In this notebook, we focus on predicting:
Chronic Heart Failure
Additional information about the dataset, including variable descriptions, can be found here: https://doi.org/10.25392/leicester.data.12045261
Important methodological aspect
The dataset allows prediction at different time points during the hospital stay:
At admission
After 24 hours
After 48 hours
After 72 hours
Depending on the chosen time point, different variables are available.
For this exercise, you must decide on one time point and adapt your feature selection accordingly.
For example:
If you predict at admission, you may only use variables available at admission
Later time points allow more information, but also introduce the risk of data leakage
This reflects a key challenge in clinical machine learning:
Predictions must be based only on information that is available at the time the decision is made.
Potential clinical use:
early identification of patients at risk of chronic heart failure
timely initiation of preventive or therapeutic interventions
improved long-term management and follow-up planning
Your Tasks#
Load and explore the dataset to understand its structure and contents
Decide at which time point you want to predict the ventricular fibrillation (target variable = “FIBR_JELUD”)

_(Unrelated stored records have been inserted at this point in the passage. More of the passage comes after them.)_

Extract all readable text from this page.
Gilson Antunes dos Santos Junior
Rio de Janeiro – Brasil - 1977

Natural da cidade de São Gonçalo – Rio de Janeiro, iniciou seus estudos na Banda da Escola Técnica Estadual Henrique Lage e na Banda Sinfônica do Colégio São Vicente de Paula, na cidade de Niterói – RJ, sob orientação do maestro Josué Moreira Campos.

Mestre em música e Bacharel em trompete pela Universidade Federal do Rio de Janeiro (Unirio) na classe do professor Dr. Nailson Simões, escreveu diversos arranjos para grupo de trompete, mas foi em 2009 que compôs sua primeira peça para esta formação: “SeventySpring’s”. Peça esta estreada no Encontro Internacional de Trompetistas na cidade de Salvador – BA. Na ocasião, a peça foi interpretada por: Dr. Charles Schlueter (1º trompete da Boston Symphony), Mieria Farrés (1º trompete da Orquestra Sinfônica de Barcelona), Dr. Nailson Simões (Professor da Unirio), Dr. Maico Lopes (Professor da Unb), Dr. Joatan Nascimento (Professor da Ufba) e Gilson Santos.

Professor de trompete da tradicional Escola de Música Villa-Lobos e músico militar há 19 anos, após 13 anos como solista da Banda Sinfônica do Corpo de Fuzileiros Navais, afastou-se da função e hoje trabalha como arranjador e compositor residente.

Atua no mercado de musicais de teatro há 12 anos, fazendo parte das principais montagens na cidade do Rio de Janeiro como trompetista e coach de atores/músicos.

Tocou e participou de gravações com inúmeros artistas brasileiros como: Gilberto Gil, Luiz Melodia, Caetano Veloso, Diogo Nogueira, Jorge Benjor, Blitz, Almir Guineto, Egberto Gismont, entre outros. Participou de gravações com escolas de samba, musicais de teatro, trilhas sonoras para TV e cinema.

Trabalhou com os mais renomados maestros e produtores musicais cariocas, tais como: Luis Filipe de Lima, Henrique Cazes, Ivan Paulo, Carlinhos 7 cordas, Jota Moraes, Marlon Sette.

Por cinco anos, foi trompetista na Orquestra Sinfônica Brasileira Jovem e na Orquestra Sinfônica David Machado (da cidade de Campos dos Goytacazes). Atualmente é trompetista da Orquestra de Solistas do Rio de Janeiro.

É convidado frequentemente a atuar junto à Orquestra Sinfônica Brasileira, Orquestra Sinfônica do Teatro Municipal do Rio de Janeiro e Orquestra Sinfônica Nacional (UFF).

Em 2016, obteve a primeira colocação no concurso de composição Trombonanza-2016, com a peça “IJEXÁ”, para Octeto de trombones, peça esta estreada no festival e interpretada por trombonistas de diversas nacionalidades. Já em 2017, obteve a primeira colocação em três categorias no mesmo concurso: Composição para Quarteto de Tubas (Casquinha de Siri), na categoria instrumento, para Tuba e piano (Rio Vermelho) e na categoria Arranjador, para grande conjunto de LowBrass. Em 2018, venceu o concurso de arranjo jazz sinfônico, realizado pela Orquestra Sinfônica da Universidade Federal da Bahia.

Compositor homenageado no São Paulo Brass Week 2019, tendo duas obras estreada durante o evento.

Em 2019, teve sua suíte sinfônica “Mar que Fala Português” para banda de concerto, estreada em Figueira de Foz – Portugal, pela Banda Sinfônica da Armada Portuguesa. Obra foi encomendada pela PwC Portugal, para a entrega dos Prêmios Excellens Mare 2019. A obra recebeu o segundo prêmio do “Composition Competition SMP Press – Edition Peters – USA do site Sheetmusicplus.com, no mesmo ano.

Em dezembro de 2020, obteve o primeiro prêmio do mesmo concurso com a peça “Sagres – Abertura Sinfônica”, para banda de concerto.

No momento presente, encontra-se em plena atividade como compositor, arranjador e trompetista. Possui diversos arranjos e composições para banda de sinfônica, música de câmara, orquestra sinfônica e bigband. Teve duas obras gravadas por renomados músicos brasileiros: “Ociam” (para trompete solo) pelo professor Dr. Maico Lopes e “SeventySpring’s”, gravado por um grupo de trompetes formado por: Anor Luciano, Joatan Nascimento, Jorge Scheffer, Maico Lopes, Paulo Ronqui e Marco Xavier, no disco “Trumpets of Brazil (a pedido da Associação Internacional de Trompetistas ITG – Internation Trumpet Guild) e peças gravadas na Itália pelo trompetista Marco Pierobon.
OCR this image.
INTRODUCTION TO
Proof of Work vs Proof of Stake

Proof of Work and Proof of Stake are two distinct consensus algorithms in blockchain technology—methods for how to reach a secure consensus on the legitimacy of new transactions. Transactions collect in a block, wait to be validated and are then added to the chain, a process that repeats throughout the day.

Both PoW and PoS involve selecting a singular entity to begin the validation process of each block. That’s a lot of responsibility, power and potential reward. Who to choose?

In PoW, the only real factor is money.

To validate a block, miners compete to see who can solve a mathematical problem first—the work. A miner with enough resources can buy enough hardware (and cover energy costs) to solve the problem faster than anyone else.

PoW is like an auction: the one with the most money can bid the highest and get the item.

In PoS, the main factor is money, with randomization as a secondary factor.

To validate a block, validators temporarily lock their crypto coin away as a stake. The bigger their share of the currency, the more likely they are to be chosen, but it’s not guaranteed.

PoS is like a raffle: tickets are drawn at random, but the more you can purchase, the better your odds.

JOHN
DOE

Adjust your feature selection accordinglyPrepare the data for machine learning
Train and compare different models (e.g. Logistic Regression, Random Forest, XGB)
Evaluate model performance using appropriate metrics
Interpret your results and reflect on their clinical relevance
# Import bia-bob as a helpful Python & Medical AI expert
from bia_bob import bob
import os
bob.initialize(
endpoint=os.getenv('ENDPOINT_URL'),
model="vllm-llama-4-scout-17b-16e-instruct",
system_prompt=os.getenv('SYSTEM_PROMPT_MEDICAL_AI')
)
# %bob Who are you? Just one sentence!